5.3 Onderdeel 2 klaagt dat het oordeel van het hof onbegrijpelijk is, indien en voor zover de overwegingen en beslissingen aldus zouden moeten worden begrepen dat [eiseres] en [verweerder] een licentievergoeding met elkaar zouden zijn overeengekomen. De stellingen van [eiseres] laten volgens het onderdeel geen andere conclusie toe dan dat [eiseres] aanspraak maakte op een licentievergoeding jegens [verweerder] op grond van art. 36a Zpw en niet op grond van een tussen partijen overeengekomen licentievergoeding.

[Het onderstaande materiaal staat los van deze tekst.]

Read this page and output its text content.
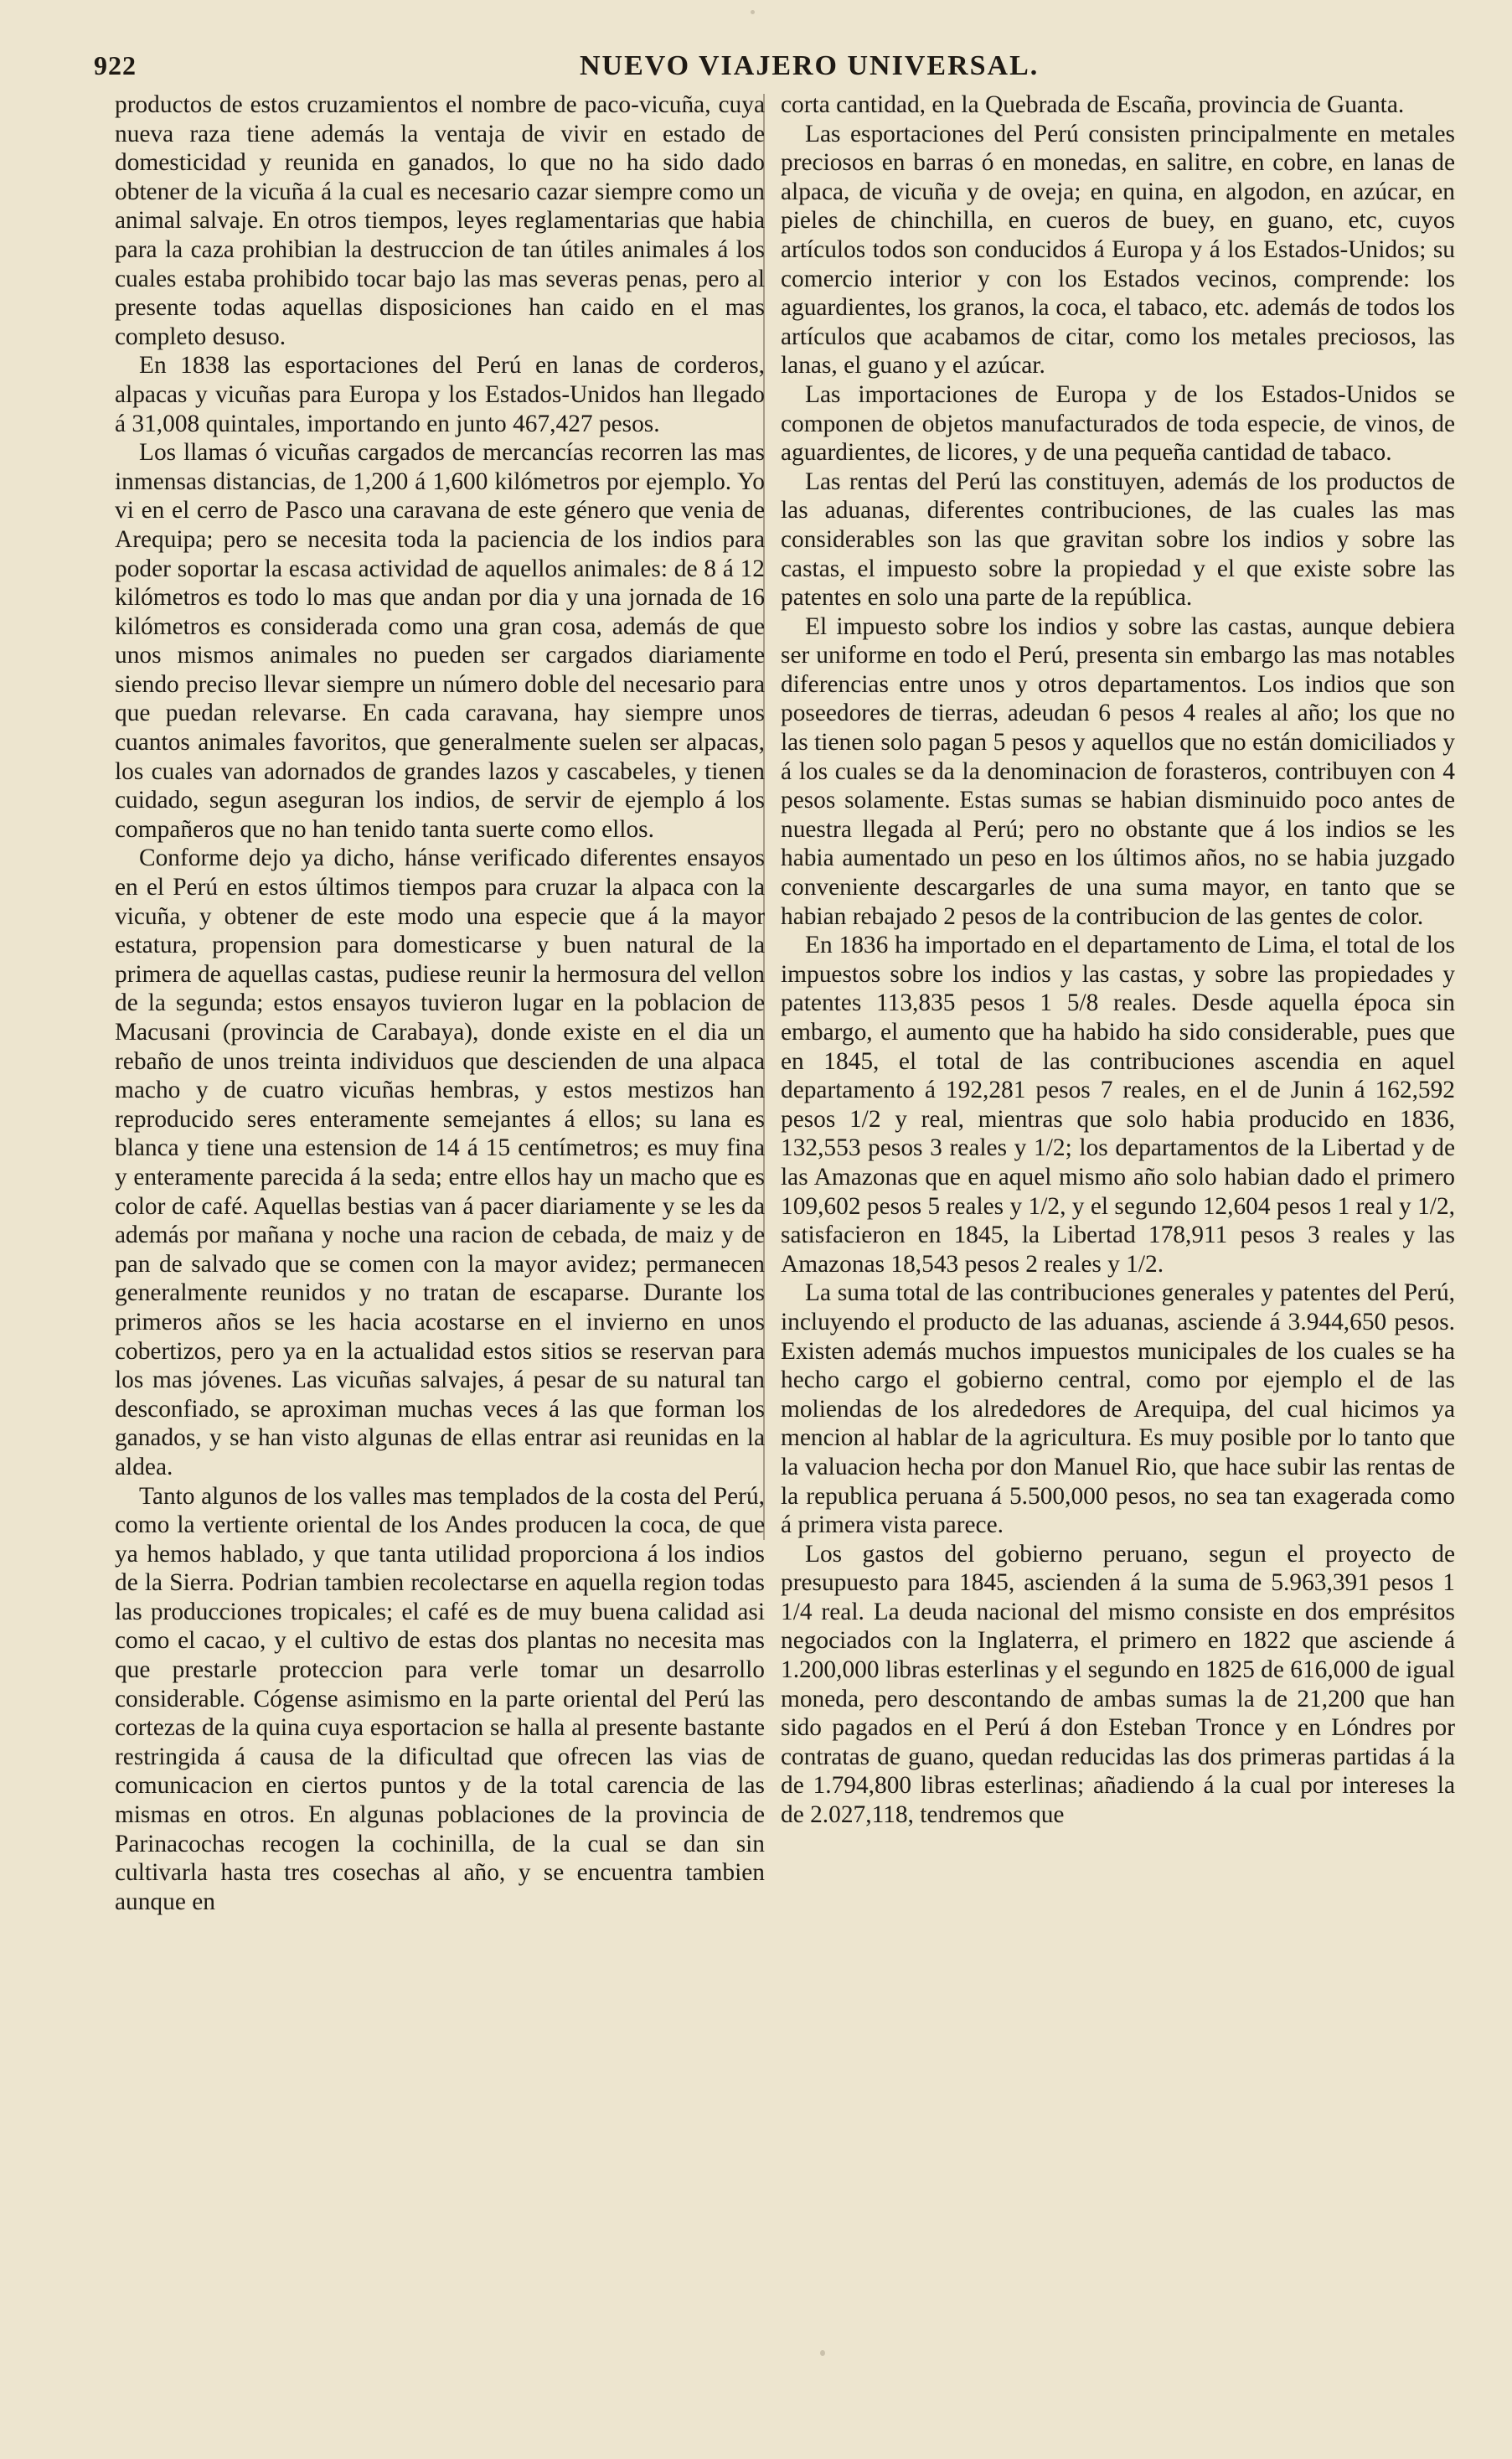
922	NUEVO VIAJERO UNIVERSAL.

productos de estos cruzamientos el nombre de paco-vicuña, cuya nueva raza tiene además la ventaja de vivir en estado de domesticidad y reunida en ganados, lo que no ha sido dado obtener de la vicuña á la cual es necesario cazar siempre como un animal salvaje. En otros tiempos, leyes reglamentarias que habia para la caza prohibian la destruccion de tan útiles animales á los cuales estaba prohibido tocar bajo las mas severas penas, pero al presente todas aquellas disposiciones han caido en el mas completo desuso.

En 1838 las esportaciones del Perú en lanas de corderos, alpacas y vicuñas para Europa y los Estados-Unidos han llegado á 31,008 quintales, importando en junto 467,427 pesos.

Los llamas ó vicuñas cargados de mercancías recorren las mas inmensas distancias, de 1,200 á 1,600 kilómetros por ejemplo. Yo vi en el cerro de Pasco una caravana de este género que venia de Arequipa; pero se necesita toda la paciencia de los indios para poder soportar la escasa actividad de aquellos animales: de 8 á 12 kilómetros es todo lo mas que andan por dia y una jornada de 16 kilómetros es considerada como una gran cosa, además de que unos mismos animales no pueden ser cargados diariamente siendo preciso llevar siempre un número doble del necesario para que puedan relevarse. En cada caravana, hay siempre unos cuantos animales favoritos, que generalmente suelen ser alpacas, los cuales van adornados de grandes lazos y cascabeles, y tienen cuidado, segun aseguran los indios, de servir de ejemplo á los compañeros que no han tenido tanta suerte como ellos.

Conforme dejo ya dicho, hánse verificado diferentes ensayos en el Perú en estos últimos tiempos para cruzar la alpaca con la vicuña, y obtener de este modo una especie que á la mayor estatura, propension para domesticarse y buen natural de la primera de aquellas castas, pudiese reunir la hermosura del vellon de la segunda; estos ensayos tuvieron lugar en la poblacion de Macusani (provincia de Carabaya), donde existe en el dia un rebaño de unos treinta individuos que descienden de una alpaca macho y de cuatro vicuñas hembras, y estos mestizos han reproducido seres enteramente semejantes á ellos; su lana es blanca y tiene una estension de 14 á 15 centímetros; es muy fina y enteramente parecida á la seda; entre ellos hay un macho que es color de café. Aquellas bestias van á pacer diariamente y se les da además por mañana y noche una racion de cebada, de maiz y de pan de salvado que se comen con la mayor avidez; permanecen generalmente reunidos y no tratan de escaparse. Durante los primeros años se les hacia acostarse en el invierno en unos cobertizos, pero ya en la actualidad estos sitios se reservan para los mas jóvenes. Las vicuñas salvajes, á pesar de su natural tan desconfiado, se aproximan muchas veces á las que forman los ganados, y se han visto algunas de ellas entrar asi reunidas en la aldea.

Tanto algunos de los valles mas templados de la costa del Perú, como la vertiente oriental de los Andes producen la coca, de que ya hemos hablado, y que tanta utilidad proporciona á los indios de la Sierra. Podrian tambien recolectarse en aquella region todas las producciones tropicales; el café es de muy buena calidad asi como el cacao, y el cultivo de estas dos plantas no necesita mas que prestarle proteccion para verle tomar un desarrollo considerable. Cógense asimismo en la parte oriental del Perú las cortezas de la quina cuya esportacion se halla al presente bastante restringida á causa de la dificultad que ofrecen las vias de comunicacion en ciertos puntos y de la total carencia de las mismas en otros. En algunas poblaciones de la provincia de Parinacochas recogen la cochinilla, de la cual se dan sin cultivarla hasta tres cosechas al año, y se encuentra tambien aunque en

corta cantidad, en la Quebrada de Escaña, provincia de Guanta.

Las esportaciones del Perú consisten principalmente en metales preciosos en barras ó en monedas, en salitre, en cobre, en lanas de alpaca, de vicuña y de oveja; en quina, en algodon, en azúcar, en pieles de chinchilla, en cueros de buey, en guano, etc, cuyos artículos todos son conducidos á Europa y á los Estados-Unidos; su comercio interior y con los Estados vecinos, comprende: los aguardientes, los granos, la coca, el tabaco, etc. además de todos los artículos que acabamos de citar, como los metales preciosos, las lanas, el guano y el azúcar.

Las importaciones de Europa y de los Estados-Unidos se componen de objetos manufacturados de toda especie, de vinos, de aguardientes, de licores, y de una pequeña cantidad de tabaco.

Las rentas del Perú las constituyen, además de los productos de las aduanas, diferentes contribuciones, de las cuales las mas considerables son las que gravitan sobre los indios y sobre las castas, el impuesto sobre la propiedad y el que existe sobre las patentes en solo una parte de la república.

El impuesto sobre los indios y sobre las castas, aunque debiera ser uniforme en todo el Perú, presenta sin embargo las mas notables diferencias entre unos y otros departamentos. Los indios que son poseedores de tierras, adeudan 6 pesos 4 reales al año; los que no las tienen solo pagan 5 pesos y aquellos que no están domiciliados y á los cuales se da la denominacion de forasteros, contribuyen con 4 pesos solamente. Estas sumas se habian disminuido poco antes de nuestra llegada al Perú; pero no obstante que á los indios se les habia aumentado un peso en los últimos años, no se habia juzgado conveniente descargarles de una suma mayor, en tanto que se habian rebajado 2 pesos de la contribucion de las gentes de color.

En 1836 ha importado en el departamento de Lima, el total de los impuestos sobre los indios y las castas, y sobre las propiedades y patentes 113,835 pesos 1 5/8 reales. Desde aquella época sin embargo, el aumento que ha habido ha sido considerable, pues que en 1845, el total de las contribuciones ascendia en aquel departamento á 192,281 pesos 7 reales, en el de Junin á 162,592 pesos 1/2 y real, mientras que solo habia producido en 1836, 132,553 pesos 3 reales y 1/2; los departamentos de la Libertad y de las Amazonas que en aquel mismo año solo habian dado el primero 109,602 pesos 5 reales y 1/2, y el segundo 12,604 pesos 1 real y 1/2, satisfacieron en 1845, la Libertad 178,911 pesos 3 reales y las Amazonas 18,543 pesos 2 reales y 1/2.

La suma total de las contribuciones generales y patentes del Perú, incluyendo el producto de las aduanas, asciende á 3.944,650 pesos. Existen además muchos impuestos municipales de los cuales se ha hecho cargo el gobierno central, como por ejemplo el de las moliendas de los alrededores de Arequipa, del cual hicimos ya mencion al hablar de la agricultura. Es muy posible por lo tanto que la valuacion hecha por don Manuel Rio, que hace subir las rentas de la republica peruana á 5.500,000 pesos, no sea tan exagerada como á primera vista parece.

Los gastos del gobierno peruano, segun el proyecto de presupuesto para 1845, ascienden á la suma de 5.963,391 pesos 1 1/4 real. La deuda nacional del mismo consiste en dos emprésitos negociados con la Inglaterra, el primero en 1822 que asciende á 1.200,000 libras esterlinas y el segundo en 1825 de 616,000 de igual moneda, pero descontando de ambas sumas la de 21,200 que han sido pagados en el Perú á don Esteban Tronce y en Lóndres por contratas de guano, quedan reducidas las dos primeras partidas á la de 1.794,800 libras esterlinas; añadiendo á la cual por intereses la de 2.027,118, tendremos que
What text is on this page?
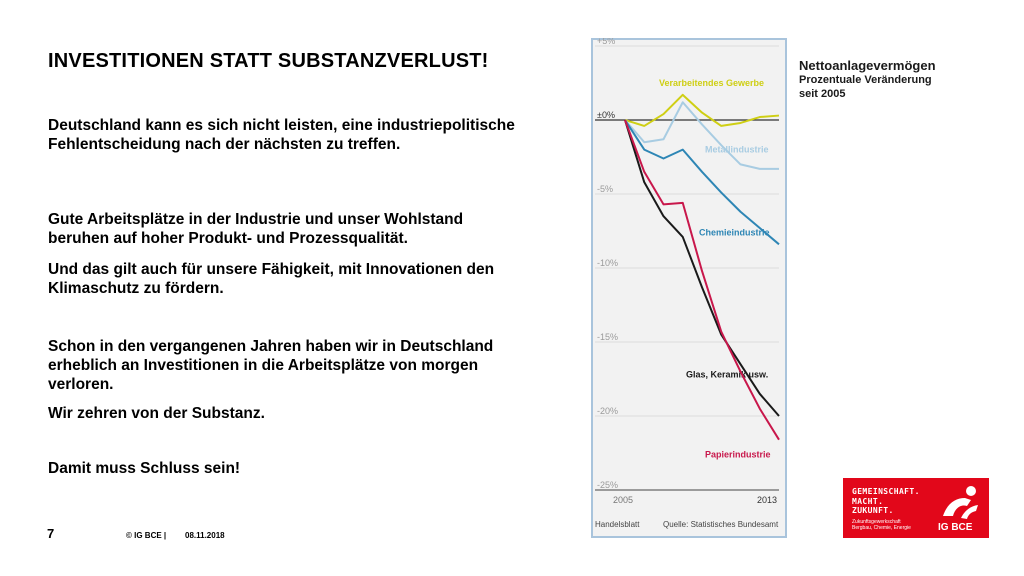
INVESTITIONEN STATT SUBSTANZVERLUST!

Deutschland kann es sich nicht leisten, eine industriepolitische Fehlentscheidung nach der nächsten zu treffen.

Gute Arbeitsplätze in der Industrie und unser Wohlstand beruhen auf hoher Produkt- und Prozessqualität.

Und das gilt auch für unsere Fähigkeit, mit Innovationen den Klimaschutz zu fördern.

Schon in den vergangenen Jahren haben wir in Deutschland erheblich an Investitionen in die Arbeitsplätze von morgen verloren.

Wir zehren von der Substanz.

Damit muss Schluss sein!

+5%
±0%
-5%
-10%
-15%
-20%
-25%
2005	2013
Handelsblatt	Quelle: Statistisches Bundesamt
Verarbeitendes Gewerbe
Metallindustrie
Chemieindustrie
Glas, Keramik usw.
Papierindustrie
Nettoanlagevermögen
Prozentuale Veränderung
seit 2005
7	© IG BCE | 08.11.2018
GEMEINSCHAFT.
MACHT.
ZUKUNFT.
Zukunftsgewerkschaft
Bergbau, Chemie, Energie	IG BCE
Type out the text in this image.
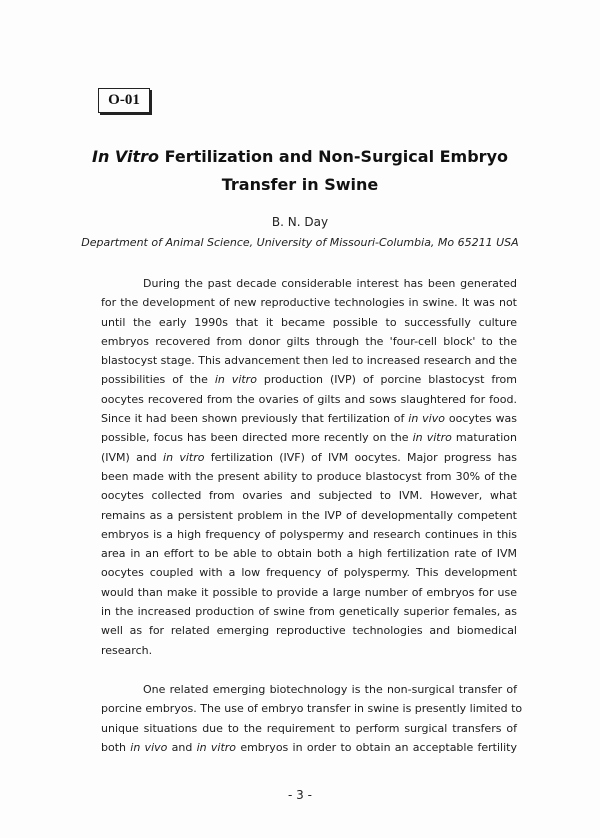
O-01
In Vitro Fertilization and Non-Surgical Embryo
Transfer in Swine
B. N. Day
Department of Animal Science, University of Missouri-Columbia, Mo 65211 USA
During the past decade considerable interest has been generated
for the development of new reproductive technologies in swine. It was not
until the early 1990s that it became possible to successfully culture
embryos recovered from donor gilts through the 'four-cell block' to the
blastocyst stage. This advancement then led to increased research and the
possibilities of the in vitro production (IVP) of porcine blastocyst from
oocytes recovered from the ovaries of gilts and sows slaughtered for food.
Since it had been shown previously that fertilization of in vivo oocytes was
possible, focus has been directed more recently on the in vitro maturation
(IVM) and in vitro fertilization (IVF) of IVM oocytes. Major progress has
been made with the present ability to produce blastocyst from 30% of the
oocytes collected from ovaries and subjected to IVM. However, what
remains as a persistent problem in the IVP of developmentally competent
embryos is a high frequency of polyspermy and research continues in this
area in an effort to be able to obtain both a high fertilization rate of IVM
oocytes coupled with a low frequency of polyspermy. This development
would than make it possible to provide a large number of embryos for use
in the increased production of swine from genetically superior females, as
well as for related emerging reproductive technologies and biomedical
research.
One related emerging biotechnology is the non-surgical transfer of
porcine embryos. The use of embryo transfer in swine is presently limited to
unique situations due to the requirement to perform surgical transfers of
both in vivo and in vitro embryos in order to obtain an acceptable fertility
- 3 -
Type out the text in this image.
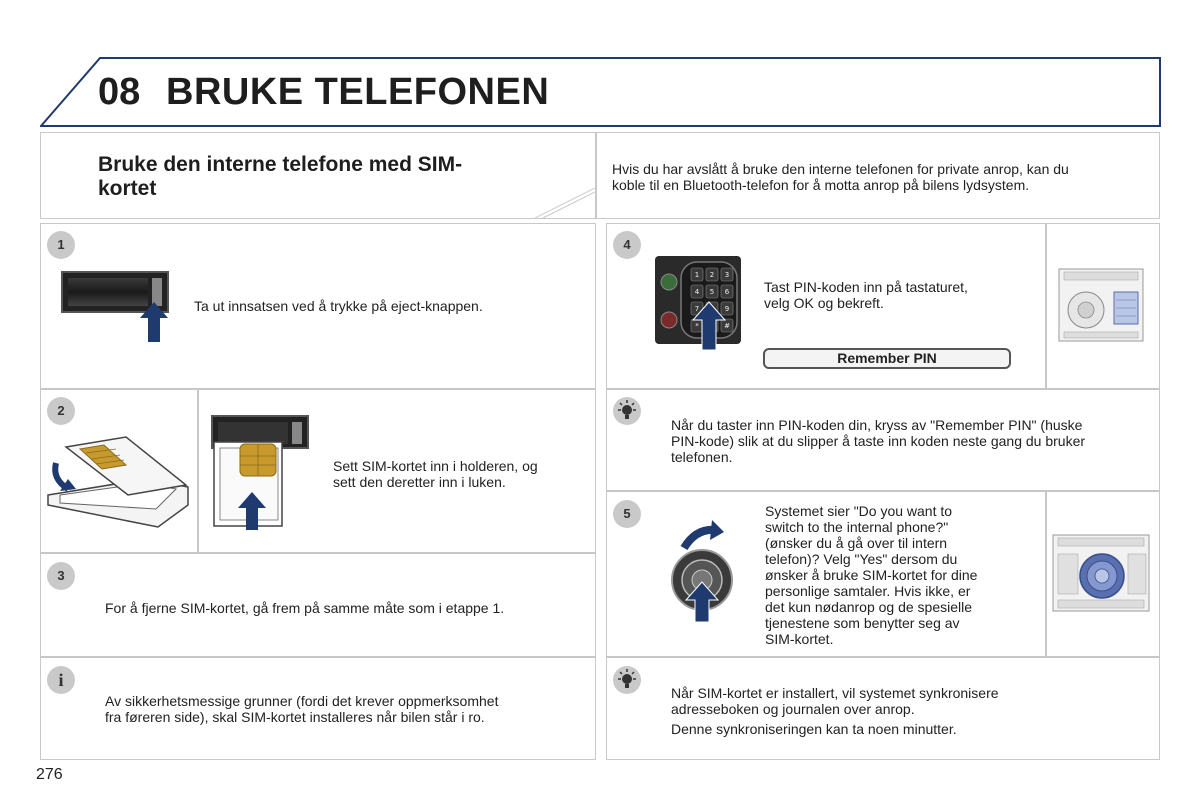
08 BRUKE TELEFONEN
Bruke den interne telefone med SIM-
kortet
Hvis du har avslått å bruke den interne telefonen for private anrop, kan du
koble til en Bluetooth-telefon for å motta anrop på bilens lydsystem.
1
Ta ut innsatsen ved å trykke på eject-knappen.
2
Sett SIM-kortet inn i holderen, og
sett den deretter inn i luken.
3
For å fjerne SIM-kortet, gå frem på samme måte som i etappe 1.
i
Av sikkerhetsmessige grunner (fordi det krever oppmerksomhet
fra føreren side), skal SIM-kortet installeres når bilen står i ro.
4
1 2 3
4 5 6
7	9
*	#
Tast PIN-koden inn på tastaturet,
velg OK og bekreft.
Remember PIN
Når du taster inn PIN-koden din, kryss av "Remember PIN" (huske
PIN-kode) slik at du slipper å taste inn koden neste gang du bruker
telefonen.
5	Systemet sier "Do you want to
switch to the internal phone?"
(ønsker du å gå over til intern
telefon)? Velg "Yes" dersom du
ønsker å bruke SIM-kortet for dine
personlige samtaler. Hvis ikke, er
det kun nødanrop og de spesielle
tjenestene som benytter seg av
SIM-kortet.
Når SIM-kortet er installert, vil systemet synkronisere
adresseboken og journalen over anrop.
Denne synkroniseringen kan ta noen minutter.
276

Deze klacht faalt voor zover daarin de opvatting besloten ligt dat een aanspraak op een redelijke vergoeding als in dit geding bedoeld, hetzij op de wet, hetzij op een licentieovereenkomst berust. Hangende de aanvraag tot verlening van een kwekersrecht kunnen partijen, van wie de ene de aanvraag heeft gedaan en de andere handelingen wenst te verrichten als bedoeld in art. 40 Zpw - thans art. 57 Zpw 2005 - rechtsgeldig overeenkomen dat laatstgenoemde die handelingen mag verrichten tegen betaling van een in die overeenkomst neergelegde (licentie)vergoeding. Is de eerstgenoemde partij eenmaal kwekersrecht verleend, dan berust zijn aanspraak op de vergoeding zowel op de wet als op de overeenkomst waarin de omvang van die vergoeding is vastgesteld. Voor het overige behoeft het onderdeel geen behandeling. Hetzelfde geldt voor onderdeel 4.
Lees het arrest hier.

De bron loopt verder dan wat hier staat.